On ne reviendra pas sur le libdup de l’UMP, qui fit suffisamment gloser en son temps. Featuring tous ceux qui veulent changer le monde - et nous constatons chaque jour combien notre monde a changé – il fit inévitablement le buzz sur la toile. Il faut dire qu’on n’avait jamais atteint, jusqu’alors, un tel niveau de ridicule.

Mais c’était sans compter sur la capacité des caciques de la droite à s’autodétruire sous l’oeil impavide d’une caméra, à l’occasion de performances individuelles dont l’inanité et la vulgarité rivalisent aisément avec le clip des Jeunes Pops. J’ai recensé pour vous ces grands moments d’orgueil réublicain et de dignité gaullienne.

Premier nommé, Hervé Morin. On ne sait plus vraiment s’il a rompu -et quand- avec l’UMP, mais il serait dommage de ne pas mentionner le brillant happening dont il est le héros dans la vidéo ci-dessous.

Présentant ses voeux aux adhérents du Nouveau Centre devant un assortiment de casseroles immaculées et rutilantes, l’ancien ministre de la Défense avait expliqué : « mon lieu favori est ma cuisine parce que comme vous le savez, j’aime les bonnes choses, je suis un épicurien. J’aime préparer les repas, et j’aime le bon vin. Bref, je suis français, en quelque sorte ».

Il est vrai qu’à reluquer la vidéo de ce « français en quelque sorte », on se pourlèche les babines. Devant cette collection de poellons et autres faitouts vides, on sent bien que Morin invente un oxymore : l’ascétisme gargantuesque.

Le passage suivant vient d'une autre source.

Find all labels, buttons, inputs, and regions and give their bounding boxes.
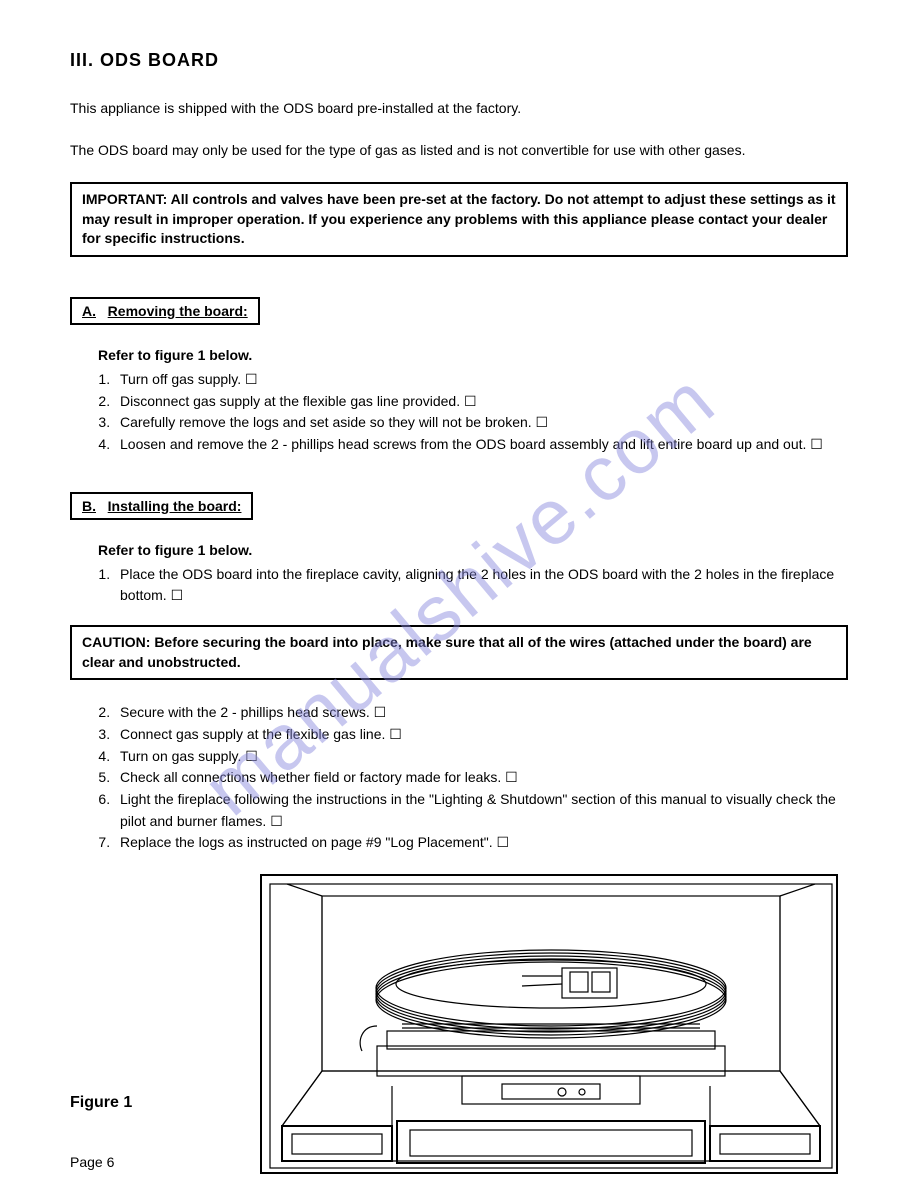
fireplace-ods-diagram-svg <box>262 876 838 1174</box>
section-a-refer: Refer to figure 1 below. <box>98 347 848 363</box>
section-a-label: Removing the board: <box>108 303 248 319</box>
figure-area: Figure 1 Page 6 <box>70 874 848 1174</box>
section-b-label: Installing the board: <box>108 498 242 514</box>
section-b-step1-list: Place the ODS board into the fireplace c… <box>92 564 848 607</box>
section-a-letter: A. <box>82 303 96 319</box>
list-item: Turn on gas supply. ☐ <box>114 746 848 768</box>
section-title: III. ODS BOARD <box>70 50 848 71</box>
section-b-refer: Refer to figure 1 below. <box>98 542 848 558</box>
page-number: Page 6 <box>70 1154 114 1170</box>
intro-paragraph-2: The ODS board may only be used for the t… <box>70 141 848 161</box>
list-item: Connect gas supply at the flexible gas l… <box>114 724 848 746</box>
figure-1-diagram <box>260 874 838 1174</box>
figure-label: Figure 1 <box>70 1094 132 1112</box>
section-a-header: A. Removing the board: <box>70 297 260 325</box>
list-item: Loosen and remove the 2 - phillips head … <box>114 434 848 456</box>
section-b-header: B. Installing the board: <box>70 492 253 520</box>
list-item: Check all connections whether field or f… <box>114 767 848 789</box>
section-b-letter: B. <box>82 498 96 514</box>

Ce épicurisme hyper-minimaliste n’est pas sans rappeler la notion de « frigidité nymphomane », magistralement interprétée par une ancienne camarade de gouvernement du roi de la Téfal, comme vous pouvez le constater ci-dessous.

Soucieuse que nous sommes de ne pas nous répéter, nous vous renvoyons à l’analyse que nous fîmes tantôt de cette belle vidéo. Valérie Pécresse, ministre du Budget en quelque sorte, nous y détaille avec gourmandise les spasmes de ravissement esthétique que lui procure la lecture de « livres de femmes ».

Mais pour son malheur, Valérie Pécresse compte désormais une rivale sérieuse dans la réalisation de « one woman shows » voués à accélérer le processus de mort politique de leurs protagonistes. Car c’est au tour de Nora Berra, cette semaine, de s’auto-immoler par le ridicule en contribuant à une vidéo à la gloire des Jeunes Pops.

Dans ce petit film, celle qui est en quelque sorte sous-ministre aux zénés, et dont la France entière découvre pour la première fois l’existence et le visage, rattrape l’une de ses prestations précédentes. Elle affirme avec chaleur : « les Jeunes Pops, c’est une vraie histoire entre nous. Il y a quelques années, ils étaient à mes côtés. Ils ont fait campagne pour me faire élire au Perlement européen, ils étaient présents aux régionales, et à d’autres échéances électorales, toujours partants, toujours mobilisés, toujours sur le terrain » !

Palsambleu ! Les Jeunes Pops connaissaient donc l’existence de ce diamant de la vie politique française qu’est Nora Berra, et nous l’avaient cachée ? Cruels UMPistes ! Heureusement qu’ils rattrapent le coup, avec l’élégance et le talent cinématographique qu’on leur connaît.

Hélas, parmi ces joyaux de la vidéo politique française, nous ne sommes parvenus à trouver aucune oeuvre qui rende hommage à Claude Guéant comme il le mériterait.

Pour y remédier nous conseillons vivement au premier flic de France d’élaborer une rapide chorégraphie sur la chanson ci-dessous. Avec Morano au micro, ce sera parfait.